Pink doughnut boxes are so cute and so fun, but it stinks because all these Cambodians had to flee their country, live here and remake their lives working in doughnut shops.Phung Huynh
Then two things happened. Huynh connected with Pink Box Stories, a collective that shares stories of the Cambodian families behind these doughnut shops, and Self Help Graphics, who was able to secure a grant from the Pasadena Art Alliance for this exhibition. "All the stars aligned and it erupted into what I wanted to do," says Huynh.
With Pink Box Stories' help, Huynh was able to interview seven donut kids. Huynh says that while many were positive stories, others were also laced with traumatic experiences such as Dorothy Chow's early memory of being mercilessly heckled by college-aged customers while minding the store in eighth grade. "She was so terrified inside, but didn't show it. In the end, [the college kids] threw their money at her and then left," recalled Huynh. Chow took those and many other experiences and turned those things that only served to strengthen her resolve. Chow is now the Vice President of Sales at B&H Bakery Distributors, the biggest distributor to independent doughnut shops in Northern California. Over the pandemic, she also launched a podcast called "Death in Cambodia, Life in America," a one-on-one conversation between her and her father talking about his escape from the Khmer Rouge and rebuilding his life in the United States.

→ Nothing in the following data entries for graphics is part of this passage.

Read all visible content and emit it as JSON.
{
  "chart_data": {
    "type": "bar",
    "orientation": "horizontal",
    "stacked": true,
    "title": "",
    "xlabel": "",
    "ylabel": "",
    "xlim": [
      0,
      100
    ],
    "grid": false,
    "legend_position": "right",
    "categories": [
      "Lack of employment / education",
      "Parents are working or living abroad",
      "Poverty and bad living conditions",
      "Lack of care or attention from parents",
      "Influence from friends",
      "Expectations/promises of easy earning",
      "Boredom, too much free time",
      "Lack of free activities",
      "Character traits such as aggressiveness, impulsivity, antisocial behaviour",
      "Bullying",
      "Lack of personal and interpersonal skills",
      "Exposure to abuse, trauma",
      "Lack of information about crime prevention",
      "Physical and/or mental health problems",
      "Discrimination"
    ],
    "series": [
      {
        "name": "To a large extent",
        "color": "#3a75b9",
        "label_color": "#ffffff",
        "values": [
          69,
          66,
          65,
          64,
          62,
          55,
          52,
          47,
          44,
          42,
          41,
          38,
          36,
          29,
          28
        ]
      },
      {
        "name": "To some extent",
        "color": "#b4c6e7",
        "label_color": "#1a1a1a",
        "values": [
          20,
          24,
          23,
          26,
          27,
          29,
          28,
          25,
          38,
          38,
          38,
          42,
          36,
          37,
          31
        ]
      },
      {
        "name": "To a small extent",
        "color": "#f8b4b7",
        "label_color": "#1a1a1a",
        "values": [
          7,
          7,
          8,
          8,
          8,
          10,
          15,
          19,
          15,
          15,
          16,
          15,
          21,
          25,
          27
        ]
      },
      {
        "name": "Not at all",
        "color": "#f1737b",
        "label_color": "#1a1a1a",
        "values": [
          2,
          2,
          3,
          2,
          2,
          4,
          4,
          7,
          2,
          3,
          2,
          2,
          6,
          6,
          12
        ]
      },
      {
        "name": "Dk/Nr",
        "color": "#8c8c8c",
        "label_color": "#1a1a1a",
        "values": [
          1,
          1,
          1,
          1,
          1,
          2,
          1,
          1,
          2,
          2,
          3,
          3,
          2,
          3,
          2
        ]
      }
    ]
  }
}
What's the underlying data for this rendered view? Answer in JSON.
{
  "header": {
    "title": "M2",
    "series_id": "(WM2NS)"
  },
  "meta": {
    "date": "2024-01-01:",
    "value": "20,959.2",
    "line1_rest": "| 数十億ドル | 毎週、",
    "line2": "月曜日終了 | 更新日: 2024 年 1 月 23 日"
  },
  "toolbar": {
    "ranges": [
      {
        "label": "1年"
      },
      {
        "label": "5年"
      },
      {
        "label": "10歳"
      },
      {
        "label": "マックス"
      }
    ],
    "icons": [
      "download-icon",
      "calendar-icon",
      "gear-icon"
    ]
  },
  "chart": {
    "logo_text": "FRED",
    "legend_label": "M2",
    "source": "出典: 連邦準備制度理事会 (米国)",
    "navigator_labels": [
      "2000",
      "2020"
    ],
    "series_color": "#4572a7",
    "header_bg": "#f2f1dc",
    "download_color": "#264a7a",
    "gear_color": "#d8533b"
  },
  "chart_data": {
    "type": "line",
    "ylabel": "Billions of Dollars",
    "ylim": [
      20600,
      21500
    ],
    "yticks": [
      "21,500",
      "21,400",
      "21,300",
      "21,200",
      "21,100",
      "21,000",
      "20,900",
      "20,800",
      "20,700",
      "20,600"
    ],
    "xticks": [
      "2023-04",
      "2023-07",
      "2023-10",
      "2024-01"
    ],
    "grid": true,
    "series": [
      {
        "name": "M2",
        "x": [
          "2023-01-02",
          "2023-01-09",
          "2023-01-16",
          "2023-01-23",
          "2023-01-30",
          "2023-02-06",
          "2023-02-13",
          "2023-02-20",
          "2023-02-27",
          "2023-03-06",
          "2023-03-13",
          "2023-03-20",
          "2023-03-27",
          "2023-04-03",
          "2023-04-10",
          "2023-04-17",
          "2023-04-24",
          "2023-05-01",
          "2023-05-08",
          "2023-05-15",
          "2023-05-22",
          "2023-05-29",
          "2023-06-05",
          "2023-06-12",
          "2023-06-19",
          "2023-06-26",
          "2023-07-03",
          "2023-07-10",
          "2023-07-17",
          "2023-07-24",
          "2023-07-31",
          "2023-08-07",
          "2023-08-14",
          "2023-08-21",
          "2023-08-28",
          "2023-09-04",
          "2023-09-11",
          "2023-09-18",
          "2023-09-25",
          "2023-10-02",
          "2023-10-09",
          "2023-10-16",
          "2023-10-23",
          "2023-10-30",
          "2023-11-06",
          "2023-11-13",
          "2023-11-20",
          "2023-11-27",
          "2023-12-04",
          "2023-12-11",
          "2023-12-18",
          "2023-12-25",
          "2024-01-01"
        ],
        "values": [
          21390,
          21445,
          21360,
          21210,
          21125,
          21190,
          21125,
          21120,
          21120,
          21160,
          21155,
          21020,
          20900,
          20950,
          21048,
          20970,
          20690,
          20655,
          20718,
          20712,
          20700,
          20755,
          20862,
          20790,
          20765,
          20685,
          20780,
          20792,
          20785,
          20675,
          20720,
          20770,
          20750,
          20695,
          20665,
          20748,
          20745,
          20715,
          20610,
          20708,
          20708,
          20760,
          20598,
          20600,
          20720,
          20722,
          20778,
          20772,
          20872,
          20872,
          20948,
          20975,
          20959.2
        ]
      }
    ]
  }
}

Complementing these portraits are prints of doughnut boxes with messages that help illustrate life in a doughnut shop. One print, a doughnut box with the words "Sold Out," could read as a double entendre. On the one hand, it could mean a good day of sales. On the other, it could allude to donut kids, leaving the doughnut shops in pursuit of their careers outside of the shop. Messages like "Open 24 Hours," "Cash Only" and "Vai Nom," which means "make donuts" in Khmer, hint at the sheer amount of work it takes to keep a store running.
The show is undoubtedly a pleasure to view, but for Phung and the donut kids, the exhibition is also a way to build bridges. "What I hope people take away from the exhibition is to always be cognizant of what other people have done to get to the point where they're at," says Hean. "When you walk into a doughnut shop, it could [be] a family business that is everything to them, where they spend so many hours. There's just so many stories behind everything, even though it may look like a rundown doughnut shop."